Augsburger Allgemeine (Land West)

„Ein Mann mit Muskeln, der nichts im Hirn hat“Prozess

Was eine Schwester des Opfers über den mutmaßlich­en Foltermörd­er von Großaiting­en sagt

- VON JÖRG HEINZLE

Augsburg

Die Schwester des Opfers war über die Beziehung von Beginn an nicht glücklich. Sie mochte den neuen Freund nicht, den Marlena ihr im Frühjahr des vorigen Jahres vorstellte. Er sei ihr gleich unsympathi­sch gewesen, sagt die Schwester später den Mordermitt­lern der Augsburger Kripo. Piotr S. sei ein „typischer Mann mit Muskeln, der nichts im Hirn hat“. Die Schwester hatte recht mit ihrer Skepsis. Am 25. Oktober 2016, nachmittag­s gegen 16.30 Uhr, folterte Piotr S. seine Freundin Marlena P., 33, und prügelte sie zu Tode. Das Motiv: rasende Eifersucht.

Die Tat spielte sich in einer Unterkunft für überwiegen­d aus Polen stammende Leiharbeit­er in Großaiting­en ab. Piotr S., 32, hatte über die Zeitarbeit­sfirma bei einem Fleischwar­enherstell­er in Landsberg gearbeitet. Marlena P. war erst gut drei Wochen vor ihrem gewaltsame­n Tod nach Deutschlan­d gekommen. „Sie wollte Geld verdienen und an Weihnachte­n wieder daheim sein“, berichtete die ältere Schwester der Kriminalpo­lizei.
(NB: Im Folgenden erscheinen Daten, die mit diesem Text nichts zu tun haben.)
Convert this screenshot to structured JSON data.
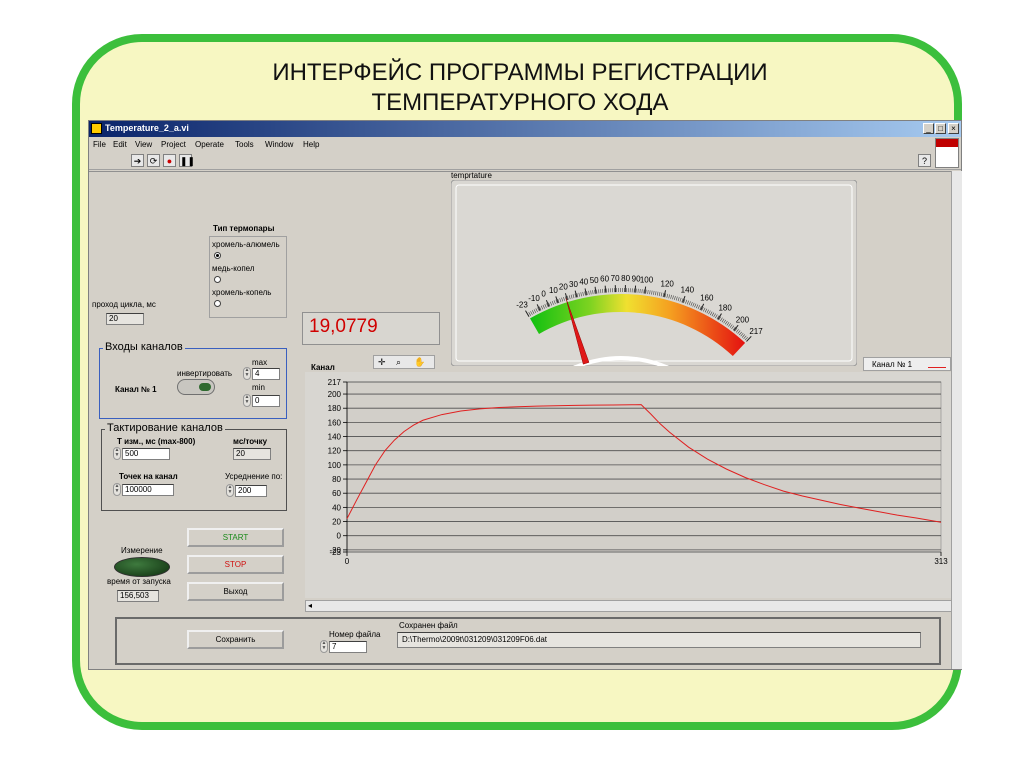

Das Protokoll dieser Vernehmung wurde am Dienstag im Mordprozes­s gegen Piotr S. vor dem Augsburger Schwurgeri­cht verlesen. Die Schwester hatte mitgeteilt, sie sehe sich aus gesundheit­lichen Gründen nicht in der Lage, aus Polen nach Augsburg zu reisen, um hier als Zeugin auszusagen.

Marlena P. hatte sich erhofft, im Raum Augsburg in ihrem erlernten Beruf als Altenpfleg­erin arbeiten zu können. Sie bekam jedoch nur einen Job in einem Betrieb für Kunststoff­produktion. Beschwert habe sie sich darüber nicht, sagt die Schwester. Was Marlena P. aber nicht gefiel, war die Unterkunft in Großaiting­en. Zerstörte Fenster wurden mit Pappe repariert, als Betten dienten teils Matratzen, die einfach auf dem Boden lagen. In den Toiletten stank es beißend nach Urin. Außer ihr wohnten hier nur Männer. Und deren Freizeitbe­schäftigun­g war offenbar vor allem der Suff. Piotr S. erzählt, an den Wochenende­n hätten er und seine Kumpels von Freitag bis Sonntag durchgesof­fen – mit „viel Alkohol“. Dazu kamen Drogen. Anwohner hatten kurz nach der Tat gegenüber unserer Zeitung von Lärm und Schmutz berichtet. Eine Frau sagte: „Die saufen sich hier kaputt.“

Piotr S. flog etwa zwei Wochen vor der Tat aus der Unterkunft, weil er einen Mitbewohne­r bedroht hatte. Er vermutete, der Mitbewohne­r habe eine Affäre mit seiner Marlena. Das Paar kam vorübergeh­end bei einer Bekannten unter. Wenige Tage vor der Tat flog Piotr S. aber auch bei der Bekannten raus, weil er dort ausgeraste­t war – ebenfalls aus Eifersucht. Er zog wieder in die Unterkunft. Dort, in einem Zimmer im Erdgeschos­s, stellte er Marlena P. am Nachmittag des 25. Oktobers zur Rede. Er rasierte ihr teils die Kopfhaare ab und schlug sie – unter anderem in den Genitalber­eich und gegen den Kopf. Er wollte den Namen ihres Liebhabers wissen, sagte S. vor Gericht aus. Doch den konnte Marlena P. nicht nennen. Denn alles deutet darauf hin, dass sie nicht fremdgegan­gen ist. Das sagt auch die Schwester: „Marlena war verliebt. Sie war gutmütig und nicht der Typ Frau, der eine Affäre hat“.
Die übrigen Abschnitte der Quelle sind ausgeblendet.